Алкивиад, же, вспомнив, зачем он пришёл, сказал, похаживая и тщеславно улыбаясь:

— Как бы ты посмотрел, Сократ, если бы я, занявшись государственными делами, предложил избрать себя на какую-либо высшую должность? Ведь, из наших архонтов, стратегов песок сыплется, потому-то и не способны они, избавив страну от лишений, вернуть Афинам славу первого города Эллады…

И, Сократ сказал:

— Но, разве возраст определяет пригодность человека к высшим должностям, а не уменье разумно управлять делами?

— Об этом-то я и хотел спросить тебя, Сократ: что значит уметь разумно управлять делами государства и гожусь ли я для этого?

Сократ, же, подумав, сказал:

— Пожалуй, лучше ответить на это словами мифа, который я слышал от софиста Продика, когда, в молодости, брал у него урок красноречия.

— С радостью тебя послушаю, Сократ, — кивнул Алкивиад.

— Только, сядь, сперва, ради богов, — попросил его Сократ. — Я не умею говорить, когда передо мной стоят навытяжку, как подданные перед царем…

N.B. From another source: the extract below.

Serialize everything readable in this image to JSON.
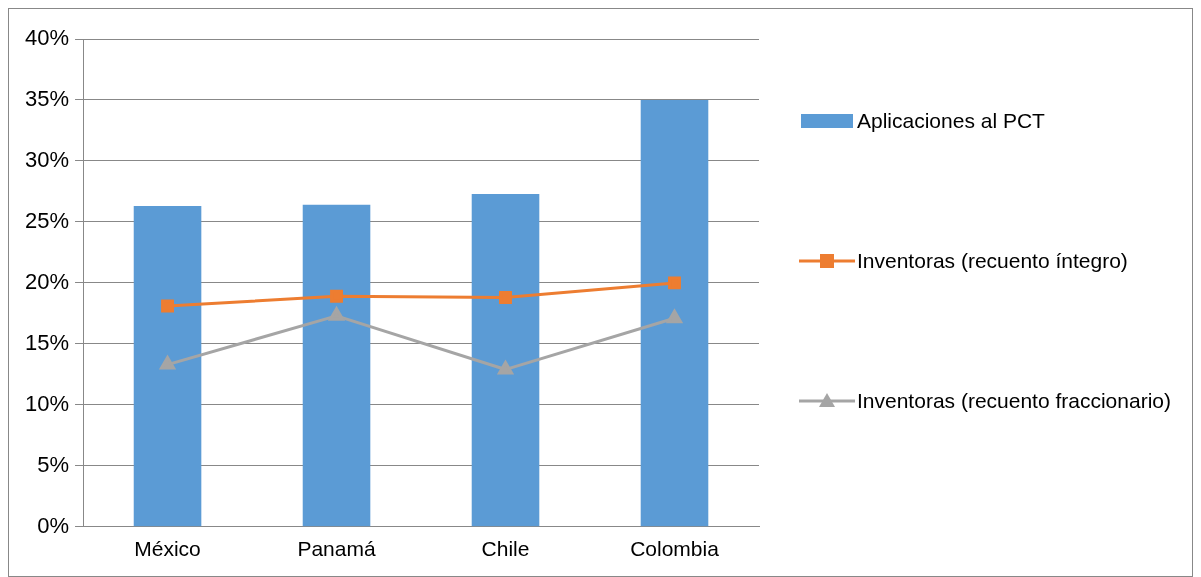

И когда Алкивиад присел на лавку, опершись на край стола своим могучим, как у Геракла, локтем, Сократ продолжал:

— «Геракл на распутье» — так называется миф. Так вот, когда Геракл, достигнув юношеских лет, спрашивал себя, по какому из путей ему пойти дальше, явились перед ним в образе двух прекрасных женщин Порок и Добродетель, и каждая из них принялась расхваливать свои достоинства, черня свою соперницу. И, выслушав обеих, понял Геракл, что удовольствия порока, хотя они и легко достижимы, и, на первый взгляд, сулят человеку счастье, на самом деле скоротечны и чреваты множеством несчастий для его души и тела; добродетель, же, — единственно разумный путь для ищущих счастья, ибо, она не разрушает, а укрепляет тело идущего по этому пути, а душу его радует благодарностью тех, кому он делает добро. Но, есть у добродетели одно большое неудобство: путь этот долог и труден необычайно, ибо, требует от человека жить меньше для себя и больше для других, а на такое способен далеко не каждый. И в пояснении того, что добродетельный путь требует, ещё, умения, сказала добродетель-женщина Гераклу вот что: «Из всего, что существует доброго и прекрасного, боги ничего не даруют человеку без забот и труда. Так что, если ты, Геракл, желаешь благодетельствовать людям землепашеством, извлекая из него обильную жатву, трудись в поте лица своего на земле; если хочешь получать богатства для людей из стада, ты должен заботиться, без устали, о стадах; если ты стремишься к добродетельной славе во время войны, чтобы нести свободу друзьям и защищать сограждан, ты должен изучать военные науки и упражняться, неустанно, в их применении; если, же, ты хочешь заслужить уважение родного города, ты должен благодетельствовать городу: если, же, мечтаешь о благодарности со стороны Эллады, добро ты должен делать всей Элладе».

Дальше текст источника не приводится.